RPS focused on an ecosystem approach where the Strategic Environmental Assessment and Appropriate Assessment were integral to Plan formulation. Plan preparation was a participative process, involving a wide range of stakeholders at key stages, including 4 planning authorities, a regional authority, Government Departments, environmental agencies and key players in the various sectors with interests in development of the Estuary.

An evidence based approach was adopted to Plan formulation which provided a factual context to establishing key development themes, which best represented the multi-functional nature of the Estuary. These themes provided a clear structure for establishing key development objectives and formulating strategic spatial proposals, to assist in delivering the strategic objectives, and in ultimately producing a Spatial Masterplan for the Estuary.

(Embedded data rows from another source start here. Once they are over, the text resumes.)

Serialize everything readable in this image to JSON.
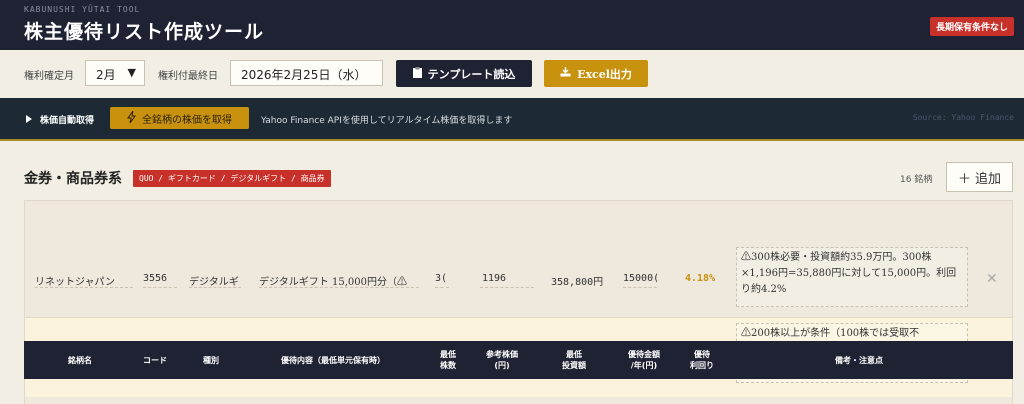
{
  "header": {
    "brand": "KABUNUSHI YŪTAI TOOL",
    "title": "株主優待リスト作成ツール",
    "badge": "長期保有条件なし"
  },
  "controls": {
    "month_label": "権利確定月",
    "month_value": "2月",
    "last_day_label": "権利付最終日",
    "last_day_value": "2026年2月25日（水）",
    "template_button": "テンプレート読込",
    "excel_button": "Excel出力"
  },
  "stockbar": {
    "auto_label": "株価自動取得",
    "fetch_button": "全銘柄の株価を取得",
    "description": "Yahoo Finance APIを使用してリアルタイム株価を取得します",
    "source": "Source: Yahoo Finance"
  },
  "section": {
    "title": "金券・商品券系",
    "tag": "QUO / ギフトカード / デジタルギフト / 商品券",
    "count": "16 銘柄",
    "add_button": "追加"
  },
  "rows": [
    {
      "name": "リネットジャパン",
      "code": "3556",
      "kind": "デジタルギ",
      "content": "デジタルギフト 15,000円分（⚠",
      "min_shares": "3(",
      "price": "1196",
      "min_investment": "358,800円",
      "gift_amount": "15000(",
      "yield": "4.18%",
      "note": "⚠300株必要・投資額約35.9万円。300株×1,196円=35,880円に対して15,000円。利回り約4.2%"
    },
    {
      "note": "⚠200株以上が条件（100株では受取不"
    }
  ],
  "table_header": {
    "name": "銘柄名",
    "code": "コード",
    "kind": "種別",
    "content": "優待内容（最低単元保有時）",
    "min_shares": "最低\n株数",
    "ref_price": "参考株価\n(円)",
    "min_investment": "最低\n投資額",
    "gift_amount": "優待金額\n/年(円)",
    "yield": "優待\n利回り",
    "note": "備考・注意点"
  },
  "colors": {
    "navy": "#1e2233",
    "gold": "#c9920e",
    "red": "#c8302a"
  }
}
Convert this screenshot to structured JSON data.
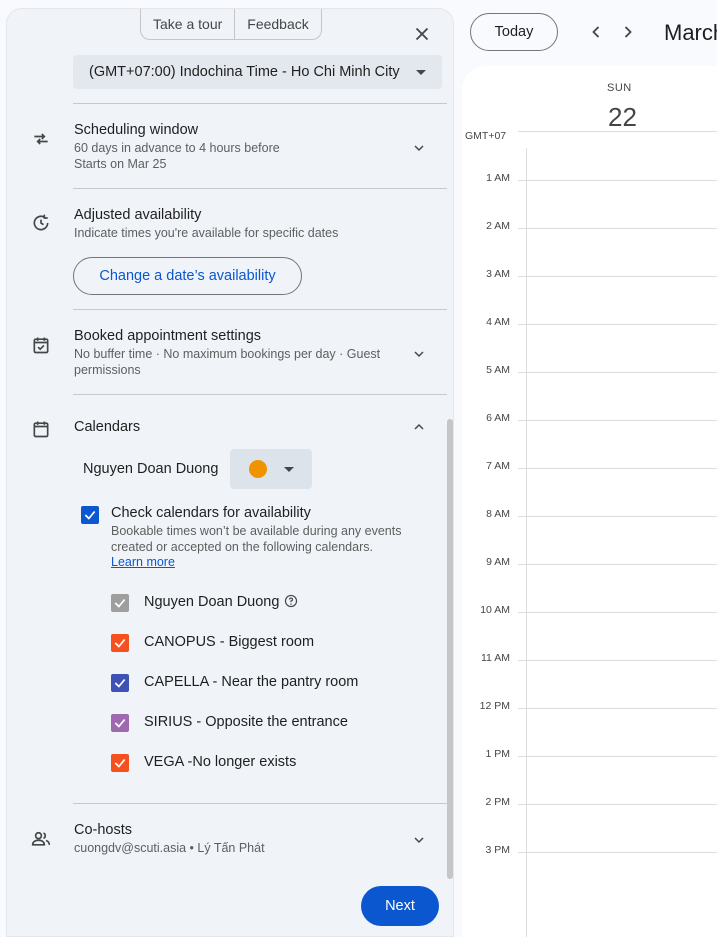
{
  "panel": {
    "tour_label": "Take a tour",
    "feedback_label": "Feedback",
    "timezone": "(GMT+07:00) Indochina Time - Ho Chi Minh City",
    "scheduling": {
      "title": "Scheduling window",
      "line1": "60 days in advance to 4 hours before",
      "line2": "Starts on Mar 25"
    },
    "adjusted": {
      "title": "Adjusted availability",
      "subtitle": "Indicate times you're available for specific dates",
      "button": "Change a date’s availability"
    },
    "booked": {
      "title": "Booked appointment settings",
      "line1": "No buffer time · No maximum bookings per day · Guest",
      "line2": "permissions"
    },
    "calendars": {
      "title": "Calendars",
      "owner": "Nguyen Doan Duong",
      "owner_color": "#f09300",
      "check_title": "Check calendars for availability",
      "check_sub": "Bookable times won’t be available during any events created or accepted on the following calendars.",
      "learn_more": "Learn more",
      "items": [
        {
          "label": "Nguyen Doan Duong",
          "color": "#9e9e9e"
        },
        {
          "label": "CANOPUS - Biggest room",
          "color": "#f4511e"
        },
        {
          "label": "CAPELLA - Near the pantry room",
          "color": "#3f51b5"
        },
        {
          "label": "SIRIUS - Opposite the entrance",
          "color": "#9e69af"
        },
        {
          "label": "VEGA -No longer exists",
          "color": "#f4511e"
        }
      ]
    },
    "cohosts": {
      "title": "Co-hosts",
      "subtitle": "cuongdv@scuti.asia • Lý Tấn Phát"
    },
    "next_label": "Next"
  },
  "calendar": {
    "today_label": "Today",
    "month_title": "March",
    "day_name": "SUN",
    "day_number": "22",
    "timezone_label": "GMT+07",
    "hours": [
      "1 AM",
      "2 AM",
      "3 AM",
      "4 AM",
      "5 AM",
      "6 AM",
      "7 AM",
      "8 AM",
      "9 AM",
      "10 AM",
      "11 AM",
      "12 PM",
      "1 PM",
      "2 PM",
      "3 PM"
    ]
  },
  "colors": {
    "primary": "#0b57d0",
    "main_checkbox": "#0b57d0"
  }
}
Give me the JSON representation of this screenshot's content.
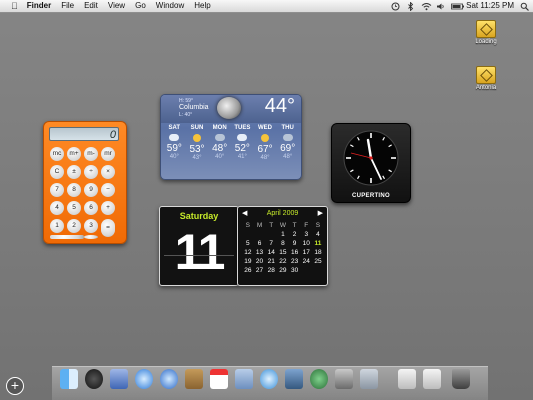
{
  "menubar": {
    "app": "Finder",
    "menus": [
      "File",
      "Edit",
      "View",
      "Go",
      "Window",
      "Help"
    ],
    "clock": "Sat 11:25 PM"
  },
  "desktop_icons": [
    {
      "label": "Loading"
    },
    {
      "label": "Antonia"
    }
  ],
  "calculator": {
    "display": "0"
  },
  "weather": {
    "hi": "H: 59°",
    "city": "Columbia",
    "lo": "L: 40°",
    "current": "44°",
    "days": [
      {
        "day": "SAT",
        "hi": "59°",
        "lo": "40°",
        "icon": "cloud-icon"
      },
      {
        "day": "SUN",
        "hi": "53°",
        "lo": "43°",
        "icon": "sun-icon"
      },
      {
        "day": "MON",
        "hi": "48°",
        "lo": "40°",
        "icon": "rain-icon"
      },
      {
        "day": "TUES",
        "hi": "52°",
        "lo": "41°",
        "icon": "cloud-icon"
      },
      {
        "day": "WED",
        "hi": "67°",
        "lo": "48°",
        "icon": "sun-icon"
      },
      {
        "day": "THU",
        "hi": "69°",
        "lo": "48°",
        "icon": "rain-icon"
      }
    ]
  },
  "clock_widget": {
    "city": "CUPERTINO",
    "time": "11:25"
  },
  "day_widget": {
    "day_name": "Saturday",
    "day_num": "11"
  },
  "calendar": {
    "month": "April 2009",
    "dow": [
      "S",
      "M",
      "T",
      "W",
      "T",
      "F",
      "S"
    ],
    "weeks": [
      [
        "",
        "",
        "",
        "1",
        "2",
        "3",
        "4"
      ],
      [
        "5",
        "6",
        "7",
        "8",
        "9",
        "10",
        "11"
      ],
      [
        "12",
        "13",
        "14",
        "15",
        "16",
        "17",
        "18"
      ],
      [
        "19",
        "20",
        "21",
        "22",
        "23",
        "24",
        "25"
      ],
      [
        "26",
        "27",
        "28",
        "29",
        "30",
        "",
        ""
      ]
    ],
    "today": "11"
  },
  "dock": {
    "items": [
      "finder-icon",
      "dashboard-icon",
      "mail-icon",
      "safari-icon",
      "ichat-icon",
      "address-book-icon",
      "ical-icon",
      "preview-icon",
      "itunes-icon",
      "iphoto-icon",
      "time-machine-icon",
      "system-preferences-icon",
      "utilities-icon",
      "document-icon",
      "document-icon-2",
      "trash-icon"
    ],
    "add_button": "+"
  }
}
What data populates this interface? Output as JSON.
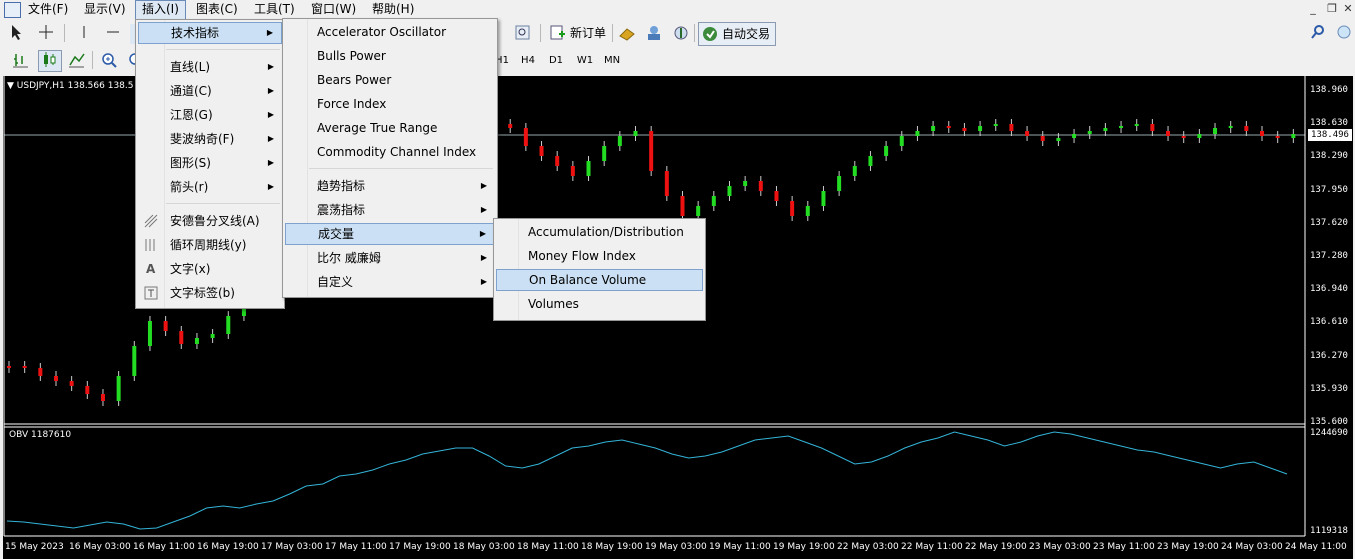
{
  "menubar": {
    "items": [
      "文件(F)",
      "显示(V)",
      "插入(I)",
      "图表(C)",
      "工具(T)",
      "窗口(W)",
      "帮助(H)"
    ]
  },
  "toolbar": {
    "new_order": "新订单",
    "auto_trading": "自动交易",
    "timeframes": [
      "H1",
      "H4",
      "D1",
      "W1",
      "MN"
    ]
  },
  "insert_menu": {
    "items": [
      "技术指标",
      "直线(L)",
      "通道(C)",
      "江恩(G)",
      "斐波纳奇(F)",
      "图形(S)",
      "箭头(r)",
      "安德鲁分叉线(A)",
      "循环周期线(y)",
      "文字(x)",
      "文字标签(b)"
    ]
  },
  "indicators_menu": {
    "items": [
      "Accelerator Oscillator",
      "Bulls Power",
      "Bears Power",
      "Force Index",
      "Average True Range",
      "Commodity Channel Index",
      "趋势指标",
      "震荡指标",
      "成交量",
      "比尔 威廉姆",
      "自定义"
    ]
  },
  "volumes_menu": {
    "items": [
      "Accumulation/Distribution",
      "Money Flow Index",
      "On Balance Volume",
      "Volumes"
    ]
  },
  "chart": {
    "symbol_label": "USDJPY,H1",
    "ohlc_partial": "138.566 138.5",
    "obv_label": "OBV 1187610",
    "current_price": "138.496",
    "price_axis": [
      "138.960",
      "138.630",
      "138.290",
      "137.950",
      "137.620",
      "137.280",
      "136.940",
      "136.610",
      "136.270",
      "135.930",
      "135.600"
    ],
    "obv_axis": [
      "1244690",
      "1119318"
    ],
    "time_axis": [
      "15 May 2023",
      "16 May 03:00",
      "16 May 11:00",
      "16 May 19:00",
      "17 May 03:00",
      "17 May 11:00",
      "17 May 19:00",
      "18 May 03:00",
      "18 May 11:00",
      "18 May 19:00",
      "19 May 03:00",
      "19 May 11:00",
      "19 May 19:00",
      "22 May 03:00",
      "22 May 11:00",
      "22 May 19:00",
      "23 May 03:00",
      "23 May 11:00",
      "23 May 19:00",
      "24 May 03:00",
      "24 May 11:00"
    ],
    "up_color": "#22dd22",
    "down_color": "#ee1111",
    "obv_color": "#34b4d8"
  }
}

The Plan proposed an integrated and sustainable approach to development within and adjacent to the Shannon Estuary, which was informed, influenced and adjusted by the processes of SEA and AA. This ensured that all critical environmental considerations were identified and assessed at all stages of the process. The SIFP has been formally varied into the Clare County Development Plan 2011-2017, and Limerick County Development Plan 2010-2016, and the Kerry County Development Plan, giving the SIFP a statutory basis with the planning policy framework.

Project statistics

The Shannon Estuary accommodates:

  • Ireland’s premier deepwater Port, with 6 main terminal facilities handling a total of 1,000 ships per year and 20% of goods tonnage;
  • Shannon-Limerick Gateway, Shannon International Airport and the Shannon Free Zone;
  • Strategic energy infrastructure including Moneypoint and Tarbert Power Stations that between them have capacity to provide in excess of 1400MW to the national power supply through a strategic transmission network;
  • A significant tourist resource that attracted 850,000 foreign visitors to the Region in 2011 resulting in a tourism income of €271m, most notably the North American market which alone accounts for €100m spend;
  • An important and sensitive ecosystem, designated as a Special Area of Conservation (SAC) and a Special Protection Area (SPA) under the Habitat & Birds Directives.